De la neige tout du long, jusqu’au sud du Danemark.

Jonathan Vard © 2021

Me voilà à adorer la nuit, la solitude, l’absence et la plénitude des paysages d’une immensité déconcertante.

Mes mouvements étaient mécaniques, pousser, tenir l’équilibre, manger, boire, s’arrêter et reprendre la marche. Mon corps n’avait plus besoin de mon esprit, autonome, indépendants l’un de l’autre, oubliant que l’un n’est rien sans l’autre. Je pédalais, sortant mon téléphone de ma poche, changeant de musique, cherchant un podcast, relevant le regard. Et l’impact m’envoya valser loin par-dessus mon vélo, soulevant l’entièreté du voyage et l’emportant loin par-dessus cette barrière bien tangible, intransigeante. L’accident est un terrible rappel à l’ordre et, le plus souvent, il peut être évité, il est stupide. Chaque accident se rejoue, certains vous accuseront, détruiront votre vie pour une «erreur», un manquement. Après coup, il est facile de rejouer l’action, d’agir autrement en connaissant la fin. J’étais dans un cauchemar, j’ai rejoué la scène deux fois, étendu sur le sol. Puis je me suis levé, j’ai hurlé. Pas de douleur ni de terreur, mais d’énervement, de tristesse face à la simplicité de l’impact. L’accident a stoppé mon état, je ne suis plus en train de planer sur mon vélo, j’ai rencontré une barrière et la dure réalité du sol.

Je m’en sors intact, ma roue avant est détruite, mes bagages abimés. Grâce à une chaine d’humains plus bienveillants les uns que les autres à mon égard, j’arriverai à temps pour prendre mon ferry et ferai réparer mon vélo à Aalborg, au Danemark. Mon corps n’a aucune séquelle, mon esprit, lui, se souviendra de la supériorité du sensible, du concret, la suite du voyage se fera alors dans la compréhension globale du lien qui unit la matière à l’âme, faisant de nous des êtres.

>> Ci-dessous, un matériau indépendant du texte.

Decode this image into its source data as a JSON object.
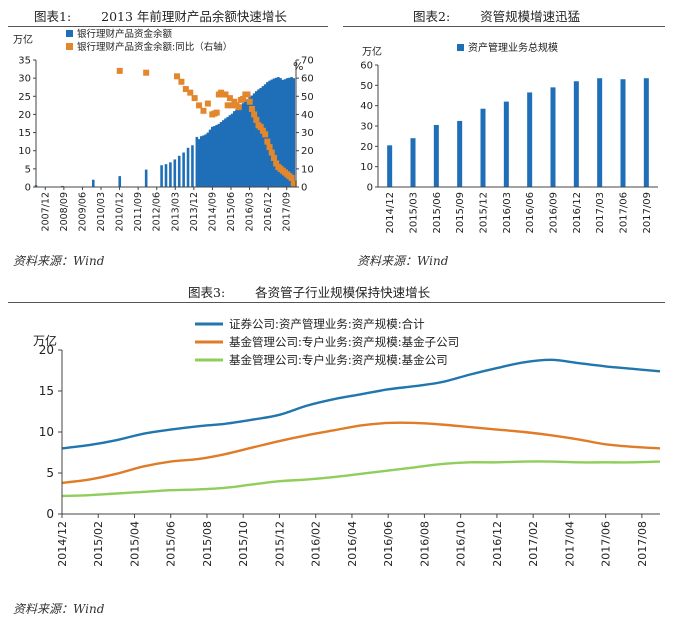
{
  "chart1": {
    "title_num": "图表1:",
    "title": "2013 年前理财产品余额快速增长",
    "legend": [
      "银行理财产品资金余额",
      "银行理财产品资金余额:同比（右轴）"
    ],
    "left_unit": "万亿",
    "right_unit": "%",
    "source": "资料来源：Wind"
  },
  "chart2": {
    "title_num": "图表2:",
    "title": "资管规模增速迅猛",
    "legend": [
      "资产管理业务总规模"
    ],
    "unit": "万亿",
    "source": "资料来源：Wind"
  },
  "chart3": {
    "title_num": "图表3:",
    "title": "各资管子行业规模保持快速增长",
    "legend": [
      "证券公司:资产管理业务:资产规模:合计",
      "基金管理公司:专户业务:资产规模:基金子公司",
      "基金管理公司:专户业务:资产规模:基金公司"
    ],
    "unit": "万亿",
    "source": "资料来源：Wind"
  },
  "chart_data": [
    {
      "type": "bar",
      "title": "2013 年前理财产品余额快速增长",
      "x_ticks": [
        "2007/12",
        "2008/09",
        "2009/06",
        "2010/03",
        "2010/12",
        "2011/09",
        "2012/06",
        "2013/03",
        "2013/12",
        "2014/09",
        "2015/06",
        "2016/03",
        "2016/12",
        "2017/09"
      ],
      "y_left": {
        "label": "万亿",
        "ticks": [
          0,
          5,
          10,
          15,
          20,
          25,
          30,
          35
        ],
        "lim": [
          0,
          35
        ]
      },
      "y_right": {
        "label": "%",
        "ticks": [
          0,
          10,
          20,
          30,
          40,
          50,
          60,
          70
        ],
        "lim": [
          0,
          70
        ]
      },
      "grid": false,
      "legend_position": "top-left",
      "colors": {
        "bars": "#1f6fb8",
        "yoy": "#e3872c"
      },
      "series": [
        {
          "name": "银行理财产品资金余额",
          "type": "bar",
          "axis": "left",
          "points": [
            [
              0,
              0.5
            ],
            [
              6,
              0.3
            ],
            [
              13,
              2
            ],
            [
              19,
              3
            ],
            [
              25,
              4.8
            ],
            [
              28.5,
              6.0
            ],
            [
              29.5,
              6.3
            ],
            [
              30.5,
              6.8
            ],
            [
              31.5,
              7.6
            ],
            [
              32.5,
              8.6
            ],
            [
              33.5,
              9.5
            ],
            [
              34.5,
              10.8
            ],
            [
              35.5,
              11.5
            ],
            [
              36.5,
              13.8
            ],
            [
              37,
              13.2
            ],
            [
              37.5,
              14.0
            ],
            [
              38,
              14.2
            ],
            [
              38.5,
              14.5
            ],
            [
              39,
              15.0
            ],
            [
              39.5,
              15.8
            ],
            [
              40,
              16.6
            ],
            [
              40.5,
              16.8
            ],
            [
              41,
              17.1
            ],
            [
              41.5,
              17.4
            ],
            [
              42,
              17.9
            ],
            [
              42.5,
              18.4
            ],
            [
              43,
              18.9
            ],
            [
              43.5,
              19.3
            ],
            [
              44,
              19.8
            ],
            [
              44.5,
              20.2
            ],
            [
              45,
              20.9
            ],
            [
              45.5,
              21.4
            ],
            [
              46,
              21.9
            ],
            [
              46.5,
              22.5
            ],
            [
              47,
              23.1
            ],
            [
              47.5,
              23.6
            ],
            [
              48,
              24.2
            ],
            [
              48.5,
              24.8
            ],
            [
              49,
              25.2
            ],
            [
              49.5,
              25.8
            ],
            [
              50,
              26.4
            ],
            [
              50.5,
              26.9
            ],
            [
              51,
              27.3
            ],
            [
              51.5,
              27.8
            ],
            [
              52,
              28.3
            ],
            [
              52.5,
              28.9
            ],
            [
              53,
              29.3
            ],
            [
              53.5,
              29.6
            ],
            [
              54,
              29.9
            ],
            [
              54.5,
              30.1
            ],
            [
              55,
              30.3
            ],
            [
              55.5,
              30.0
            ],
            [
              56,
              29.5
            ],
            [
              56.5,
              29.7
            ],
            [
              57,
              30.0
            ],
            [
              57.5,
              30.1
            ],
            [
              58,
              30.3
            ],
            [
              58.5,
              30.0
            ]
          ]
        },
        {
          "name": "银行理财产品资金余额:同比（右轴）",
          "type": "scatter",
          "axis": "right",
          "points": [
            [
              19,
              64
            ],
            [
              25,
              63
            ],
            [
              32,
              61
            ],
            [
              33,
              58
            ],
            [
              34,
              54
            ],
            [
              35,
              52
            ],
            [
              36,
              49
            ],
            [
              37,
              45
            ],
            [
              38,
              42
            ],
            [
              39,
              46
            ],
            [
              40,
              40
            ],
            [
              40.5,
              40.5
            ],
            [
              41,
              41
            ],
            [
              41.5,
              51
            ],
            [
              42,
              52
            ],
            [
              42.5,
              51
            ],
            [
              43,
              51
            ],
            [
              43.5,
              45
            ],
            [
              44,
              49
            ],
            [
              44.5,
              45
            ],
            [
              45,
              47
            ],
            [
              45.5,
              45
            ],
            [
              46,
              44
            ],
            [
              46.5,
              48
            ],
            [
              47,
              48.5
            ],
            [
              47.5,
              51
            ],
            [
              48,
              51
            ],
            [
              48.5,
              47
            ],
            [
              49,
              43
            ],
            [
              49.5,
              40
            ],
            [
              50,
              37
            ],
            [
              50.5,
              34
            ],
            [
              51,
              33
            ],
            [
              51.5,
              31
            ],
            [
              52,
              29
            ],
            [
              52.5,
              25
            ],
            [
              53,
              22
            ],
            [
              53.5,
              19
            ],
            [
              54,
              16
            ],
            [
              54.5,
              13
            ],
            [
              55,
              11
            ],
            [
              55.5,
              10
            ],
            [
              56,
              9
            ],
            [
              56.5,
              8
            ],
            [
              57,
              7
            ],
            [
              57.5,
              6
            ],
            [
              58,
              5
            ],
            [
              58.5,
              2
            ]
          ]
        }
      ]
    },
    {
      "type": "bar",
      "title": "资管规模增速迅猛",
      "categories": [
        "2014/12",
        "2015/03",
        "2015/06",
        "2015/09",
        "2015/12",
        "2016/03",
        "2016/06",
        "2016/09",
        "2016/12",
        "2017/03",
        "2017/06",
        "2017/09"
      ],
      "y": {
        "label": "万亿",
        "ticks": [
          0,
          10,
          20,
          30,
          40,
          50,
          60
        ],
        "lim": [
          0,
          60
        ]
      },
      "grid": false,
      "legend_position": "top-left",
      "colors": {
        "bars": "#1f6fb8"
      },
      "series": [
        {
          "name": "资产管理业务总规模",
          "values": [
            20.5,
            24,
            30.5,
            32.5,
            38.5,
            42,
            46.5,
            49,
            52,
            53.5,
            53,
            53.5
          ]
        }
      ]
    },
    {
      "type": "line",
      "title": "各资管子行业规模保持快速增长",
      "x_ticks": [
        "2014/12",
        "2015/02",
        "2015/04",
        "2015/06",
        "2015/08",
        "2015/10",
        "2015/12",
        "2016/02",
        "2016/04",
        "2016/06",
        "2016/08",
        "2016/10",
        "2016/12",
        "2017/02",
        "2017/04",
        "2017/06",
        "2017/08"
      ],
      "y": {
        "label": "万亿",
        "ticks": [
          0,
          5,
          10,
          15,
          20
        ],
        "lim": [
          0,
          20
        ]
      },
      "grid": false,
      "legend_position": "top-center",
      "colors": {
        "s1": "#2176ae",
        "s2": "#e07b27",
        "s3": "#8fce5a"
      },
      "series": [
        {
          "name": "证券公司:资产管理业务:资产规模:合计",
          "color": "#2176ae",
          "x": [
            0,
            1.5,
            3,
            4.5,
            6,
            7.5,
            9,
            10.5,
            12,
            13.5,
            15,
            16.5,
            18,
            19.5,
            21,
            22.5,
            24,
            25.5,
            27,
            28.5,
            30,
            31.5,
            33
          ],
          "values": [
            8,
            8.4,
            9,
            9.8,
            10.3,
            10.7,
            11.0,
            11.5,
            12.1,
            13.2,
            14.0,
            14.6,
            15.2,
            15.6,
            16.1,
            17.0,
            17.8,
            18.5,
            18.8,
            18.4,
            18.0,
            17.7,
            17.4
          ]
        },
        {
          "name": "基金管理公司:专户业务:资产规模:基金子公司",
          "color": "#e07b27",
          "x": [
            0,
            1.5,
            3,
            4.5,
            6,
            7.5,
            9,
            10.5,
            12,
            13.5,
            15,
            16.5,
            18,
            19.5,
            21,
            22.5,
            24,
            25.5,
            27,
            28.5,
            30,
            31.5,
            33
          ],
          "values": [
            3.8,
            4.2,
            4.9,
            5.8,
            6.4,
            6.7,
            7.3,
            8.1,
            8.9,
            9.6,
            10.2,
            10.8,
            11.1,
            11.1,
            10.9,
            10.6,
            10.3,
            10.0,
            9.6,
            9.1,
            8.5,
            8.2,
            8.0
          ]
        },
        {
          "name": "基金管理公司:专户业务:资产规模:基金公司",
          "color": "#8fce5a",
          "x": [
            0,
            1.5,
            3,
            4.5,
            6,
            7.5,
            9,
            10.5,
            12,
            13.5,
            15,
            16.5,
            18,
            19.5,
            21,
            22.5,
            24,
            25.5,
            27,
            28.5,
            30,
            31.5,
            33
          ],
          "values": [
            2.2,
            2.3,
            2.5,
            2.7,
            2.9,
            3.0,
            3.2,
            3.6,
            4.0,
            4.2,
            4.5,
            4.9,
            5.3,
            5.7,
            6.1,
            6.3,
            6.3,
            6.4,
            6.4,
            6.3,
            6.3,
            6.3,
            6.4
          ]
        }
      ]
    }
  ]
}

Quoi que l’on pense, nous sommes ce que nous actons. Nos discours, nos réflexions ne valent rien si nous n’agissons pas en conséquence. Cet accident me rappelle ces jours en montagne où nous prenons des décisions, non sur l’instinct de survie, mais sur la volonté de l’accomplissement. Comment pouvons-nous être amoureux de la vie et décider d’outrepasser toutes les lois de la vie? Oubliant que pour accomplir, il faut revenir. Et cela implique souvent d’écouter, de faire équipe et de prendre le chemin du retour avant qu’il ne soit trop tard. En montagne, nos décisions sont contraintes par ce qui remplit notre esprit. La météo, nos connaissances du terrain, de nous-mêmes et de notre cordée. On peut s’alimenter en apprenant toutes les techniques de sauvetage et de secours, il n’empêchera pas qu’il faudra faire un choix, décider, agir. Voyager, grimper, s’élever, ce sont des décisions que notre tête prend indépendamment du corps. Mais une fois lancé, il ne faut surtout pas oublier de communiquer. Il y a quelques années, j’ai eu un accident, sur le massif du Mont-Blanc, qui m’a presque coûté une main. Aujourd’hui je grimpe presque normalement, j’ai toujours tous mes doigts, mais l’un d’eux ne retrouvera jamais toutes ses sensations ni la force nécessaire. Un handicap à peine perceptible. Ce jour-là, j’ai pris une décision qui a peut-être sauvé ma main et même peut-être ma vie. Je ne sais pas combien de temps j’aurais pu tenir en hypothermie à me vider de mon sang. J’ai quitté la cordée pour avancer plus vite, suivant l’adrénaline qui pulsait en moi, l’envie de vivre au-delà de l’esprit de cordée. Mes compagnons se sont perdus derrière moi, ils ont été perdus pendant près de 24 heures, de longues heures pendant lesquelles je les ai cru disparus à jamais, pendant lesquels ma survie n’avait plus aucune importance.

Nos discours, nos réflexions ne valent rien si nous n’agissons pas en conséquence.

Ardennes & Alpes — n°211

Pourquoi ce parallèle ? Parce qu’un jour j’ai laissé passer le corps, le palpable, comme supérieur à la pensée. L’action qui me permet aujourd’hui de taper ces mots sur un clavier à deux mains, je m’en voudrai indéfiniment. Mais ce dernier voyage, cet accident où je n’écoutais plus mon corps, sa fatigue, ses blessures, m’a rappelé l’importance de ce lien précieux qui fait de nous des êtres vivants, pensant et agissant. L’erreur est humaine, elle nous forme et nous ne pouvons blâmer les autres ni nous-mêmes, nous ne pouvons qu’apprendre. Voilà pourquoi je tenais à transmettre la fracassante réalité du monde palpable. Gardez les yeux sur la route.